Steigende Fallzahlen hin, Mutanten her: Ich bin der Ansicht, dass Lockdown-Verlängerungen nach so vielen Monaten nicht mehr zumutbar sind. Die Beschränkungen müssen in ihrer jetzigen Form unverzüglich aufgehoben werden – und zwar nach Tübinger und Vorarlberger Vorbild. Handel, Hotels und Gastronomie werden geöffnet und ein negativer Schnell- oder Selbsttest ist die „Eintrittskarte“ für den jeweiligen Tag.

Sprich: Schnelltests sollten bis zu einer Impfung an jedem Tag, an dem das Haus verlassen wird, obligatorisch sein. Wenn negativ, dann „go“. Wenn positiv, dann Quarantäne bis zu einem PCR-Test, der das Ergebnis bestätigt oder auch nicht. Auch für den Einkauf im Supermarkt oder den ÖPNV sollten die Tests bis zur Impfung zum Standard werden. Nervt, ist mit zusätzlichen Kosten verbunden, ermöglicht es aber, das öffentliche Leben wieder hochzufahren.

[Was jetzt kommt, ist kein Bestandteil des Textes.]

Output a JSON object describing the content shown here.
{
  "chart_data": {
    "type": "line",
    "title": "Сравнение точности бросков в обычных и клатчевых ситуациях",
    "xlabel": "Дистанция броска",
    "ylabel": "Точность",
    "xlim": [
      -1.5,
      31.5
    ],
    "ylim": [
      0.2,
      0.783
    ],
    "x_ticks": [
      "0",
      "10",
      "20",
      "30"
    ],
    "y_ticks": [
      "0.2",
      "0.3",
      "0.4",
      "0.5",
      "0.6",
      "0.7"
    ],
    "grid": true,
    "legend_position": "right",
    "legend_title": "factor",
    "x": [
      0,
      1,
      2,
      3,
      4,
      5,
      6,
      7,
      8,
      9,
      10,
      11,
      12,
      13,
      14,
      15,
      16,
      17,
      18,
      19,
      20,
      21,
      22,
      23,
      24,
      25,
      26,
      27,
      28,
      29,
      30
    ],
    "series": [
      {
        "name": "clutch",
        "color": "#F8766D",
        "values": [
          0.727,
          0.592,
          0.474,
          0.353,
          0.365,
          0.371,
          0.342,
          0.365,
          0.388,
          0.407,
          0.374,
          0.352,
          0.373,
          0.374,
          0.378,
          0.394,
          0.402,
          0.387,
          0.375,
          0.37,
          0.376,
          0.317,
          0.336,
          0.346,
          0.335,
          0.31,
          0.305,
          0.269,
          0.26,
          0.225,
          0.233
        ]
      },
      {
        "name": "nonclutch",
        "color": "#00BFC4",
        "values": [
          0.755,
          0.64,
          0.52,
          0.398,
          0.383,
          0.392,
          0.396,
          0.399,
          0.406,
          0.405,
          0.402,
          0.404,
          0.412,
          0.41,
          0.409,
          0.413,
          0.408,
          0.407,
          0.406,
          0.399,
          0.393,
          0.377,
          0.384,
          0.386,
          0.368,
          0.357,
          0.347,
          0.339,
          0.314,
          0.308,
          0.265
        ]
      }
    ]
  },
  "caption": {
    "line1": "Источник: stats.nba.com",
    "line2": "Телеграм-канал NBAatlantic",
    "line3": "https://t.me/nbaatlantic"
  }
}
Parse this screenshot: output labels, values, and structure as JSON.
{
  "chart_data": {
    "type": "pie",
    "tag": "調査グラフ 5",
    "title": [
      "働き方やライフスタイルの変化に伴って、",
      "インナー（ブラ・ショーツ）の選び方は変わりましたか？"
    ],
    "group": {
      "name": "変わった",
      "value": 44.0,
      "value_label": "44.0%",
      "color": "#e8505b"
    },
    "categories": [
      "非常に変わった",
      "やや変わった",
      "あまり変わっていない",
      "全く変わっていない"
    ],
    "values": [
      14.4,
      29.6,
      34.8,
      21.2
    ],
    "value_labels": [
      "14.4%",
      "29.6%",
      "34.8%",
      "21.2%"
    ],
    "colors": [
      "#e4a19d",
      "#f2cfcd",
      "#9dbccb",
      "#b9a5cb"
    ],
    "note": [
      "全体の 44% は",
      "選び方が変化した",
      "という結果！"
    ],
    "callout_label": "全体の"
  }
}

Wer sich absolut nicht testen und auch nicht impfen lassen möchte, der muss eben damit rechnen, am öffentlichen Leben nicht mehr teilnehmen zu können. Wer grundsätzlich gegen alles ist, der soll sich meinetwegen bis zum Sankt Nimmerleinstag zu Hause einbunkern. Wer Angst hat, vor die Tür zu gehen, dem kann ich einen atombombenfesten Bunker empfehlen. Es ist aber nicht weiter akzeptabel, der Gesamtbevölkerung derartige Einschränkungen zuzumuten, wie wir sie nun schon seit so langer Zeit in Deutschland haben.